Everything was flickering then, everything was illuminated, and whatever the great presence was it was one she had felt before, perhaps forever, only through some veil, some curtain, some glass.

Do you see how the threads connect it all? said the man.  When I first saw it I nearly died. The lights in the trees are the lights in your eyes. When your mind takes the world apart to learn what it is, all that it learns is the anxiety of separation. We call this the Fall. And when you see that there is no mind and no parts, when you see that death is not possible and that you are every creature that moves and beats in time, when you see that the old, true communion ties you to the creator and the created, all as one - then you are back in the Garden. Then you are everything there is. That's the Kingdom of God.

The girl said something in reply, but she wasn't sure what it was. She could see nothing, even her own body. The universe was obstructing her view.

At least, said the man, that's how it seems to me.

How did I get here? asked the girl.

You died. 

You mean - 

I mean you died. Not your body. Your body is still in the driver's seat. Snap your fingers and you'll see the headlights and the wire again, just as it was. What died was your self, your will, and just for a moment. Your self gets in the way of reality, you see. Your small worlds, your little truths that are not truths, the temptations, the opinions, the striving.

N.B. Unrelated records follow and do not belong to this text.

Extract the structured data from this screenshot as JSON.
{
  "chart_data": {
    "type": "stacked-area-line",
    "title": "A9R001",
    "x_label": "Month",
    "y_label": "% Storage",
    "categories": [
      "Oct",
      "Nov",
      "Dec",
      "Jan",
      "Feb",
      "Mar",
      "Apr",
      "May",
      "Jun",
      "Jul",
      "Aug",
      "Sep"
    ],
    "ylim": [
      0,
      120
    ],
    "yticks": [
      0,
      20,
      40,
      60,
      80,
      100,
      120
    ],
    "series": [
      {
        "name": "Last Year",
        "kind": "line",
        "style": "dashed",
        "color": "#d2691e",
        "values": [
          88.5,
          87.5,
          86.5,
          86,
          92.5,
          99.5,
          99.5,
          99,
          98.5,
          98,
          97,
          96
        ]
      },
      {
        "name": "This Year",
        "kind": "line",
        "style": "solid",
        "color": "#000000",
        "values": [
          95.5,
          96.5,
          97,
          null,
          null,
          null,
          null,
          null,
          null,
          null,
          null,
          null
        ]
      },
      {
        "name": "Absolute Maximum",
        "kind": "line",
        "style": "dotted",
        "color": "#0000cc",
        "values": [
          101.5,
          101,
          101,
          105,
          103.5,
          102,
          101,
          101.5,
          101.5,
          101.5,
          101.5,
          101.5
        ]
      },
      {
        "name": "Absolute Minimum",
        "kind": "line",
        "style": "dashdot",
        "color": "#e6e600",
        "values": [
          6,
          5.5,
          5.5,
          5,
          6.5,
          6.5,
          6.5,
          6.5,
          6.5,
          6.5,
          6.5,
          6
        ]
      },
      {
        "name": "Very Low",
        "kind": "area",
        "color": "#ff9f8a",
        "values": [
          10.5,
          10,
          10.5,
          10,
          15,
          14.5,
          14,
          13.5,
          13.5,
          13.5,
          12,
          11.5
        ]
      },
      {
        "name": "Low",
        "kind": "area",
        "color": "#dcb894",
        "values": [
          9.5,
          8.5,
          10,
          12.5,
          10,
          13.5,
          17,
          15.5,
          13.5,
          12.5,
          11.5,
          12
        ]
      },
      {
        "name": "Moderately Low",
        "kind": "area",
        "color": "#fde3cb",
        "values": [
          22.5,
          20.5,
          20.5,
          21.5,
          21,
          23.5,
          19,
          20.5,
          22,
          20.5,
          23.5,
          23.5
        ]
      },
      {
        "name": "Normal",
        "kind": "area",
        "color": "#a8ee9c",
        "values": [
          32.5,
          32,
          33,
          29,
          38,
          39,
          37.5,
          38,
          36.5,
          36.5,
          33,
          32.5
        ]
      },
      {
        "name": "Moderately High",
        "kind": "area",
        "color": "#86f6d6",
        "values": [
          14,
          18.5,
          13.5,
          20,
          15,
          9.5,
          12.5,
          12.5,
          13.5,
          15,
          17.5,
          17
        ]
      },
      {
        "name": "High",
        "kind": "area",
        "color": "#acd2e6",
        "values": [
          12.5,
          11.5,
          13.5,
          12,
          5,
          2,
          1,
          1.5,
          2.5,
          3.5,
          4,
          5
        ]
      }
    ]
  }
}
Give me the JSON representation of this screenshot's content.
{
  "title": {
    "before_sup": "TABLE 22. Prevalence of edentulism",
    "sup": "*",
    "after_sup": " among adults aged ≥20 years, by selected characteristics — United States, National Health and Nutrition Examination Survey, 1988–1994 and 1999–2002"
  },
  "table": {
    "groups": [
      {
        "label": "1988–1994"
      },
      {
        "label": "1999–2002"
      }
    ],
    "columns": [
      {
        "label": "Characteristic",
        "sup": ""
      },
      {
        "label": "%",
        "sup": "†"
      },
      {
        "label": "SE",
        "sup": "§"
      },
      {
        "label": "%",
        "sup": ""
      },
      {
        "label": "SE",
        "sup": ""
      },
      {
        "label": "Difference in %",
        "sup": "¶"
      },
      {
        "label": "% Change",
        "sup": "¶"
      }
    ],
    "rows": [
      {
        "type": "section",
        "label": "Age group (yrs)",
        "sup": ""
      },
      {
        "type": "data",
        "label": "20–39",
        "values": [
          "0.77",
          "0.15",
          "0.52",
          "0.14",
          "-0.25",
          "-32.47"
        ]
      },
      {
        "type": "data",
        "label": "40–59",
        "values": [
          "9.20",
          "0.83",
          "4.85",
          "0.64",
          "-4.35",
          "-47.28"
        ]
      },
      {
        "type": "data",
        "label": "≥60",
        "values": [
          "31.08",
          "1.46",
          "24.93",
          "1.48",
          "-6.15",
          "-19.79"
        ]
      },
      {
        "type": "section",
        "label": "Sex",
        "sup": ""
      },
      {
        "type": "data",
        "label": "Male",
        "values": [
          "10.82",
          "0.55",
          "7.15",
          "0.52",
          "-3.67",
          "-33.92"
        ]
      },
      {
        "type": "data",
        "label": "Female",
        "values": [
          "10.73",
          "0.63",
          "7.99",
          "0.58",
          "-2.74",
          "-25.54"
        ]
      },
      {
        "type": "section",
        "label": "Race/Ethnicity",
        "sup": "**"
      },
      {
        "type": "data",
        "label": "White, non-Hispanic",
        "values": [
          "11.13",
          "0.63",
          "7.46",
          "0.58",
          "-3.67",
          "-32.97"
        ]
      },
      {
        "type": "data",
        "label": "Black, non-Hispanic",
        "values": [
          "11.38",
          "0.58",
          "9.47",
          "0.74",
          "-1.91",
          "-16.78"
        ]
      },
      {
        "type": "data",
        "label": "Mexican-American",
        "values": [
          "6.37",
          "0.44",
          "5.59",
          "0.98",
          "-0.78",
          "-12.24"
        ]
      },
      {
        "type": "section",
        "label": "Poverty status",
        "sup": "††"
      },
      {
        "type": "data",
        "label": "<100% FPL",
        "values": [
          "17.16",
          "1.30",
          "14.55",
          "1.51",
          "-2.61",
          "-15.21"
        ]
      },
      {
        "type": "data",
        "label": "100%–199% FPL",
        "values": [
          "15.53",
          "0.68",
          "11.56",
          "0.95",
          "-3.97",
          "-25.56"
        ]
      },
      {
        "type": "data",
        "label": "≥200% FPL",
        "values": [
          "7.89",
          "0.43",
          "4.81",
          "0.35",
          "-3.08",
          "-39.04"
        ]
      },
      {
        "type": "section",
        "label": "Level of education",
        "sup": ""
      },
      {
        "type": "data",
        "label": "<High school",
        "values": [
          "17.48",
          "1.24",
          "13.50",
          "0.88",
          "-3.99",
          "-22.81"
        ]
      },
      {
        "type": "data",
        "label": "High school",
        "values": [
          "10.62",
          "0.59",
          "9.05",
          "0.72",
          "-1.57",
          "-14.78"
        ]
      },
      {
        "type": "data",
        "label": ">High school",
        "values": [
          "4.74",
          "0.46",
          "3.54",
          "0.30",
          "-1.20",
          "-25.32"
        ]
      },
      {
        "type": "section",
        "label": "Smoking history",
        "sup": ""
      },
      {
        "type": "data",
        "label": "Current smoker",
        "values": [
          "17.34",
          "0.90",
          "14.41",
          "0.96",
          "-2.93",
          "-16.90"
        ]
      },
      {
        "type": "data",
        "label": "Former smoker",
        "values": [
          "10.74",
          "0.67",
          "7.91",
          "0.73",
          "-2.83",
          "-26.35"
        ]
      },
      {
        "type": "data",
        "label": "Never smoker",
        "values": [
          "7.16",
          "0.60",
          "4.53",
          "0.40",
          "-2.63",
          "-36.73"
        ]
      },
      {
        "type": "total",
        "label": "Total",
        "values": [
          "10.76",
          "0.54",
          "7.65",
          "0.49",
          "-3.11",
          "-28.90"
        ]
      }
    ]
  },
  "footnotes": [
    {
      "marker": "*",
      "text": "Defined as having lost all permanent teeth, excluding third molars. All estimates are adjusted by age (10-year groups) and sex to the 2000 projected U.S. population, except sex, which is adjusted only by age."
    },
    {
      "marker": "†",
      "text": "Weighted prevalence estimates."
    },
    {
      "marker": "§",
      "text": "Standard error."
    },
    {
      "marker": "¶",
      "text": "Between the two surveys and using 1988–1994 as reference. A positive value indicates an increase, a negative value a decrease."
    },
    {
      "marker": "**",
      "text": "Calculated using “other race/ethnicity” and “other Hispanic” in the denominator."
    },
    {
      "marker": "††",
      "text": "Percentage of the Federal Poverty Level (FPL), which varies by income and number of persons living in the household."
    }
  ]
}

They have to die for you to see. To see the Kingdom, you must give up all of your ideas about what the world is. That's what they were supposed to teach you in church: how to die. 

The girl stared at everything at once and it all seemed to stare back. 

Die to your self, rise again, serve the world, said the man. That's the lesson of Golgotha. In order to see reality as it is truly constituted, you must kill your false self, and leave the false world. Leave everything you construct and cling to. You must die to it all. True strength lies not in crucifying, but in being crucified. When you die to your self, you will be resurrected as everything, and then no empire can touch you.

So what is it? said the girl. The normal stuff, I mean. The everyday things. What's happening?

My conclusion, said the man, is that everything you see every day, everyone you know, everything around you: all of it is made by your mind. None of it has any substance unless you believe it does. You created the mountain, the cave, your place of work. You created me. We create our own little worlds and we carry them on our backs like sacks of winter wood. Once they break and fall away, there is reality, waiting for you. Sometimes, for some lucky people like you, the breaks can happen with no work on your part. But most of the time, the false world doesn't die on its own. We have to kill it. That's the work. That's the long, long work. 

My world, said the girl. I made it?

You made it, said the man. Your fears, your anger, your needs, your passions, your desires: they made it all. Everything you see is what you need to see. It's like a series of clues, I think, clues that you have to find. When you finally escape, you see this. This is the real world. This is the Kingdom. 

But what do I do with it?  said the girl. What do I do now?

It's not what you do with it, said the man's voice. It's what it does with you. 

The girl felt some shiver pass through her body, though she didn't know where her body was or what was watching or speaking. The presence ws here again, everywhere, all around. 

Everything shimmered for a second.

He has something to show you, said the man's voice again. And then suddenly it was gone, everything was gone, the voice, the kingdom, everything dropped away as it had done in the shop and the girl was back in the car, as if no time had passed or years had passed. 

Outside, the headlights were still illuminating the wire and the scrub. Was that an owl? She thought she heard an owl pass over. 

There was nobody in the passenger seat. 

The girl peered straight ahead of her, screwing up her eyes so that she could make out the parliament of trees assembled just beyond the reach of the beam. The silver road rolled away before her like a canyon floor. She noticed that her hands, still gripping the wheel, were shaking slightly. Everything was the same as it had always been, and everything was new.

She turned the key, started the engine and began to move slowly away down the hill.